IL DONO E' DIVENTATO OSSESSIONE. CAMBIAMO LA DATA DELLA FESTA



Il dono natalizio lombardo per antonomasia fu negli anni della dovizia meneghina quello che Enrica Invernizzi riceveva dal suo adorante marito. Il 24 sera, sotto l’albero, la signora trovava un gioiello che andava a irrobustire la sua collezione di preziosi, ma il vero Gesù bambino arrivava la mattina del 25 con la prima colazione. Ciondolante, sulle sue quattro zampe, arrivava Din, il cane dalmata della Robiolina (così veniva chiamata in società la signora) con un grosso fiocco rosso che gli pendeva dal collo sul quale era attaccata una busta. Il plico conteneva l’indirizzo e il numero civico dell’immobile che l’innamoratissimo marito Romeo regalava alla mogliettina. Di Natale in Natale, sulle traballanti zampettate di Din fu costruito un impero.

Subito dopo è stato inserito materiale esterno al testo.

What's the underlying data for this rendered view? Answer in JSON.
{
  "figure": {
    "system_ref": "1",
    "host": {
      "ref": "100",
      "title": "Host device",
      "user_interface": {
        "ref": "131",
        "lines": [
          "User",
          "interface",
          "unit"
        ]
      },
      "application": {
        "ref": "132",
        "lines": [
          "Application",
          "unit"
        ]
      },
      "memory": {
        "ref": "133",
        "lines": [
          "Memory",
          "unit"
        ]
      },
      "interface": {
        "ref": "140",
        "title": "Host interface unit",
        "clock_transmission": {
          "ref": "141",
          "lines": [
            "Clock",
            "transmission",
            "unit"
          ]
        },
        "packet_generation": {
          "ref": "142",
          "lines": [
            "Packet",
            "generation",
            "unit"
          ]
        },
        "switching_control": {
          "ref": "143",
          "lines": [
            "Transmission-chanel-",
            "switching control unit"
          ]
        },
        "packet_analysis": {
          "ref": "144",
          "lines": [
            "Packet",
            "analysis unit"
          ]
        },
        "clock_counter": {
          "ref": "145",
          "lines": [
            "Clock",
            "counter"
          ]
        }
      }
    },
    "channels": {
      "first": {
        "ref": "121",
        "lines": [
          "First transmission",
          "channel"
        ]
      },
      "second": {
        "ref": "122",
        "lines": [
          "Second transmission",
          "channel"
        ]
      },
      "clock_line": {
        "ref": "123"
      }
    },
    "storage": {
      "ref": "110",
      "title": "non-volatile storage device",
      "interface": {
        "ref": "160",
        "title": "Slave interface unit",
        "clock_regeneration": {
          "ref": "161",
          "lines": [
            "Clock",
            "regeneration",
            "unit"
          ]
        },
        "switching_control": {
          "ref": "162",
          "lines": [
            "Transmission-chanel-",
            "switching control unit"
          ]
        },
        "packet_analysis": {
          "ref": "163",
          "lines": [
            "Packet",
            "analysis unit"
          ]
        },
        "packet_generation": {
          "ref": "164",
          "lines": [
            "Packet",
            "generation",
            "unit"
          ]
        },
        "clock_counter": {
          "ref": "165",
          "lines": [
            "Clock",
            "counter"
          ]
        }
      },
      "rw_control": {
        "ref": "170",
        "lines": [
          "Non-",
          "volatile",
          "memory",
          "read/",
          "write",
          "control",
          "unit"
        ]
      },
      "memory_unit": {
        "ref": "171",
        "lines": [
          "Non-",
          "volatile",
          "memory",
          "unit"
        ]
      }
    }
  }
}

La Robiolina ne era fiera. «È giusto che sia così. Al mio Romeo io voglio molto bene e lui vuole bene a me». Frase che in sintesi, anche negli anni ’60-’70, quando gli immobili erano meno cari, significava: il bene dei ricchi vale a Natale più del bene dei poveri. Ovvietà che non conosce epoca. Va da sé che chi ha di più deve dare agli altri, ma è la follia del dare che adesso va presa in considerazione. Natale non è più la gioia di un dono, è l’ossessione di un dono. Cosa gli regalo? Cosa mi ha regalato? Quello che doveva essere un pensiero o il modo di esaudire un desiderio è diventato un tic compulsivo. Io ti do. Tu mi dai. Non importa cosa. Basta che dai. Tutto questo non c’entra niente con Gesù bambino, nè tantomeno con la gioia del donare e del ricevere. Sacrificare il Natale però significa mettere in difficoltà il commercio e allora perché non spostare il dono in tempi più cauti, più sereni, più riflessivi. Spostiamo Natale. Ti dico buon Natale il 25 ma ti faccio il regalo, pensato, il 4 marzo o il 7 aprile. Natale libero sopratutto per i bambini. Non devono imparare ad accumulare: diventano grandi peggiori.